To demonstrate his point, he challenged us to an unusual form of “meditation.” Instead of sitting still and trying to calm our thoughts, we were invited to lift our arms over our head and bring the mind into present time while scissoring our arms together until our arms and shoulders got so tired and sore that we were ready to scream. Then, when we were all in pain and yearning to quit, he pumped the music up louder and dared us to keep going. Giving us permission to modify our movement if needed, he pushed us to keep up the pace if at all possible, to grunt and growl and cheer each other on. By the end of the exercise, I’m sure many people felt a sense of accomplishment and patted themselves on the backs as an acknowledgment of their determination, commitment, and self-sacrifice in the face of pain. As I looked around the room, most people were grinning with the kind of relieved, endorphin-laden “We did it!” looks you see when people finish running marathons.

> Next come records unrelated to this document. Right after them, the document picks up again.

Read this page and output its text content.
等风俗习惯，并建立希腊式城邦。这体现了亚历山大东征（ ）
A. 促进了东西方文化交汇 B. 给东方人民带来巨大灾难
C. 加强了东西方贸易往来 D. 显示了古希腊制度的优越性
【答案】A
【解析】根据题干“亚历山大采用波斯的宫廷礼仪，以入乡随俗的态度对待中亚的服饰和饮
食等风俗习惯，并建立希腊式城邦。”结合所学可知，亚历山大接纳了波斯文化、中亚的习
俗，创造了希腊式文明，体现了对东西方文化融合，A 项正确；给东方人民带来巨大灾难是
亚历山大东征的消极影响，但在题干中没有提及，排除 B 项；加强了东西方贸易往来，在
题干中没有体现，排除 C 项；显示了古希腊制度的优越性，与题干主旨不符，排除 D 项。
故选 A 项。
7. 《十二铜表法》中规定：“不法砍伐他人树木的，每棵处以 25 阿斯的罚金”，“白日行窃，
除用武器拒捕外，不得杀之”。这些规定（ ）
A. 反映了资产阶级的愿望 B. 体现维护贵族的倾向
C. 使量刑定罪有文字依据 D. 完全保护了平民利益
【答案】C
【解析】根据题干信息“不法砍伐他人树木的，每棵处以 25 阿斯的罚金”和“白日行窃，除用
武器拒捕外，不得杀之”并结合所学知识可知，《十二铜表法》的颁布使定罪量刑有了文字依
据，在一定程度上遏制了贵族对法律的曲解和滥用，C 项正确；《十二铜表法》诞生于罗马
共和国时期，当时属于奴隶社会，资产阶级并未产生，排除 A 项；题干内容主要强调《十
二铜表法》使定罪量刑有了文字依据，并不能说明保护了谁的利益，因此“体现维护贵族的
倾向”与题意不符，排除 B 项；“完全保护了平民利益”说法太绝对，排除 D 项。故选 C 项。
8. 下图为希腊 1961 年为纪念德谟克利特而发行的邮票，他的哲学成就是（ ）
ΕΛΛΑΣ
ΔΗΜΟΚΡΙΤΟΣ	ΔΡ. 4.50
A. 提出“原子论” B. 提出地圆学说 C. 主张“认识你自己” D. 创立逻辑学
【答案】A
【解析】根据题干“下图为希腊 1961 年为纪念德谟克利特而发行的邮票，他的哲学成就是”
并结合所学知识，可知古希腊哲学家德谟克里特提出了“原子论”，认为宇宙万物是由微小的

But that’s not how I felt. I may have been the only person in the room of pumped up people who felt…PISSED- not with the coach, but with myself.
No Pain, No Gain
Maybe it’s because I endured the pain of twenty years of self-sacrifice during medical school, residency, and my medical practice that I find myself resistant to anything that forces me to hurt myself, especially if it’s fueled by the kind of peer pressure you feel when a group is pushing each other to keep going, even when it hurts. After years of living by the “No pain, no gain” philosophy, these days, I’m much more inclined to feel attracted to Martha Beck’s mantra- “Play until it’s time to rest, then rest until it’s time to play.”

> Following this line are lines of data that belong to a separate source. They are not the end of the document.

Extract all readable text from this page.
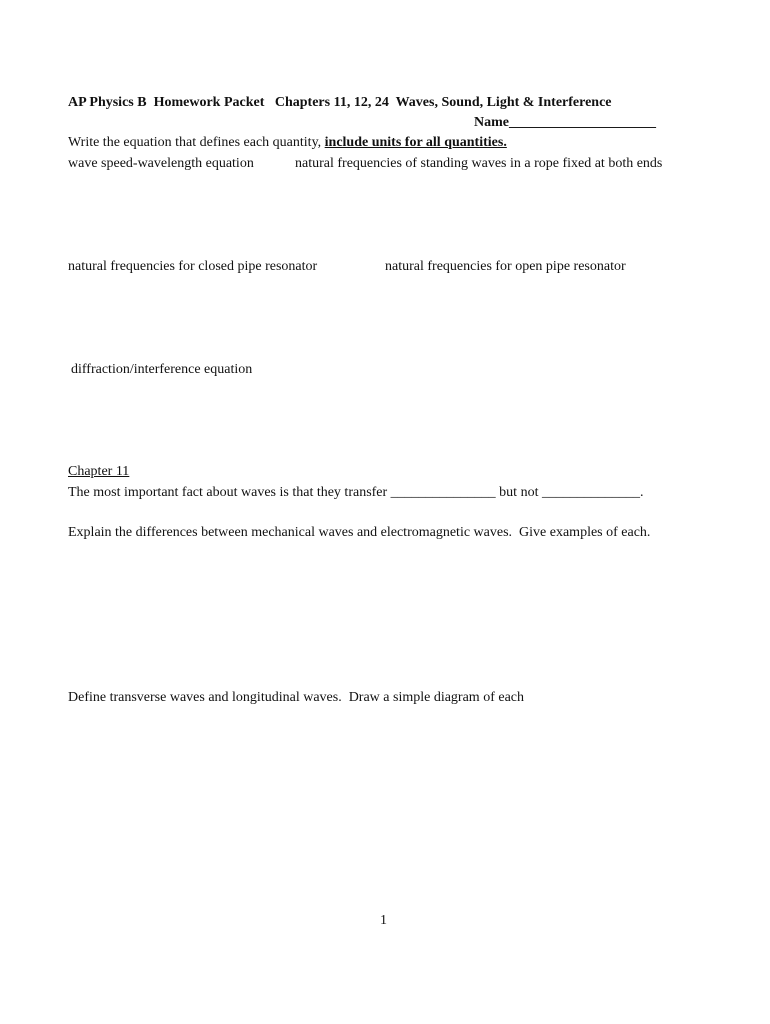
AP Physics B  Homework Packet   Chapters 11, 12, 24  Waves, Sound, Light & Interference
Name_____________________
Write the equation that defines each quantity, include units for all quantities.
wave speed-wavelength equation	natural frequencies of standing waves in a rope fixed at both ends
natural frequencies for closed pipe resonator	natural frequencies for open pipe resonator
diffraction/interference equation
Chapter 11
The most important fact about waves is that they transfer _______________ but not ______________.
Explain the differences between mechanical waves and electromagnetic waves.  Give examples of each.
Define transverse waves and longitudinal waves.  Draw a simple diagram of each
1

A friend and fellow Hay House author Christina Rasmussen reached out to me this weekend because her book Second Firsts: Live, Laugh & Love Again about finding joy after loss launches today. Christina was about to hop on a plane to travel to New York for her book launch when she reached out and asked me if I had any advice for her, and here’s what I wrote.
Good luck dear! Here's my advice. Please hear me on this.You have already arrived. You have nothing to prove.You are already enough. Your inherent value has nothing to do with the success of this book.If the book is destined to succeed, it will, in spite of you. If not, it won't, and it won't be your fault. Turn it all over to Divine Order and just trust the journey.You are already "there" because there is no "there" there. There is only here.
Christina wrote back, “I am crying my eyes out reading this. You just gave me the best gift anyone could give me. I am going to give it over to the Divine right now. I am here and there and everywhere I could be. THANK YOU LISSA. You just freed me.”
You’ve Already Arrived
I was just paying it forward. The night before Mind Over Medicine launched, my friend Kris Carr, who has written two New York Times bestselling books and who wrote the foreword to Mind Over Medicine, called me to say, “Darling, I’m calling to tell you you’ve already arrived.” I too burst into tears.
It’s remarkable how much pressure we burden ourselves with. When What’s Up Down There launched in 2010, I was a nervous wreck. I barely slept the week before my book launch, and I lost about ten pounds that month because I was too nauseous to eat. I felt so much pressure to achieve some poorly defined measure of success that I pushed too hard and had to learn the lesson my mentor Dr. Christiane Northrup taught me about being less sperm, more egg. I wound up several months later with what I described as PPD (Post Publishing Depression, the rare malady nobody warns authors about.)